NOTE
Diagnosis of ectopic pregnancy is presumed when β-hCG titer >1,500 mIU.
Failure to see a normal intrauterine gestational sac when β-hCG titer >1,500
mIU is presumptive diagnosis of an unruptured ectopic pregnancy. No
intrauterine pregnancy is seen with vaginal sonogram.
Management.
Ruptured ectopic. Diagnosis of a ruptured ectopic pregnancy is presumed
with a history of amenorrhea, vaginal bleeding, and abdominal pain in the
presence of a hemodynamically unstable patient. Immediate surgical
intervention to stop the bleeding is vital, usually by laparotomy.

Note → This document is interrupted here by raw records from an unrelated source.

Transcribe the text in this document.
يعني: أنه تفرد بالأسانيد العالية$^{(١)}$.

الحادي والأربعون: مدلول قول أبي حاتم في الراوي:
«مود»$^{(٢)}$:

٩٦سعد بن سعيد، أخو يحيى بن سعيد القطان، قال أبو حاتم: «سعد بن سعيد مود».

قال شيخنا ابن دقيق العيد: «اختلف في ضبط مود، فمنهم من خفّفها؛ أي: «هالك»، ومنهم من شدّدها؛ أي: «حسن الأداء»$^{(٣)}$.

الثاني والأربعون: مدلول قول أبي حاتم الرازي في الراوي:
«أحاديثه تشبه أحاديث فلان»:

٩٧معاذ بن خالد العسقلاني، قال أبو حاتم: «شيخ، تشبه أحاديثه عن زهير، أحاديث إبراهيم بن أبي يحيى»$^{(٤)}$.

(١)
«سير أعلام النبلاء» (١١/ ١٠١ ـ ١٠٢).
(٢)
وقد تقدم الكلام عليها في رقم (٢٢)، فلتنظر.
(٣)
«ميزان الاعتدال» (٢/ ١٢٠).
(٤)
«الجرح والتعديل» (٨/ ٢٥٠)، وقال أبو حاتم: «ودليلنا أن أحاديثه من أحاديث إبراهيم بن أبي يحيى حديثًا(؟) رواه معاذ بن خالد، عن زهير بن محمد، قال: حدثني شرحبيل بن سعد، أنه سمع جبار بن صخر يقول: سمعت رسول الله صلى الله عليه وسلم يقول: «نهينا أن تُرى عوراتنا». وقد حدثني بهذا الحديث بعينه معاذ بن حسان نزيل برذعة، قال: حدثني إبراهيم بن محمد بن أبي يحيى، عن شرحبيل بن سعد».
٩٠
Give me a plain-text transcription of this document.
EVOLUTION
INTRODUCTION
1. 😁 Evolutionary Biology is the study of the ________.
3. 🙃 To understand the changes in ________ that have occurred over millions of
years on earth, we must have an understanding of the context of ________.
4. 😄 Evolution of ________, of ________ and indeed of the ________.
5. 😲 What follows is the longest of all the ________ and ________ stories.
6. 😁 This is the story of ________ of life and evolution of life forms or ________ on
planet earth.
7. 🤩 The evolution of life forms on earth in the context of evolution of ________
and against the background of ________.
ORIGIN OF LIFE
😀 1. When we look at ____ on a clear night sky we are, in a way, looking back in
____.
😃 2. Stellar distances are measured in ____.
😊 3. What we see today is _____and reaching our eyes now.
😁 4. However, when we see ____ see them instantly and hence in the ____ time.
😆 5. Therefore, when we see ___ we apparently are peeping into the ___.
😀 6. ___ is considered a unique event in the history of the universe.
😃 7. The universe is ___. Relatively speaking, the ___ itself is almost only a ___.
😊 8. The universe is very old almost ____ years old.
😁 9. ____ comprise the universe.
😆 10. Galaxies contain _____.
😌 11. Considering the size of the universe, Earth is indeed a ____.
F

Intrauterine pregnancy. If the sonogram reveals an IUP, management will
be based on the findings. If the diagnosis is hydatidiform mole, the patient
should be treated with a suction curettage and followed up on a weekly basis
with β-hCG.
Possible ectopic. If the sonogram does not reveal an IUP but the quantitative
β-hCG is <1,500 mIU, it is impossible to differentiate a normal IUP from an
ectopic pregnancy. Because β-hCG levels in a normal IUP double every 58
hours, the appropriate management will be to repeat the quantitative β-hCG
and vaginal sonogram every 2–3 days until the β-hCG level exceeds 1,500
mIU. With that information an ectopic pregnancy can be distinguished from
an IUP.
Unruptured ectopic. Management can be medical with methotrexate or
surgical with laparoscopy. Medical treatment is preferable because of the
lower cost, with otherwise similar outcomes.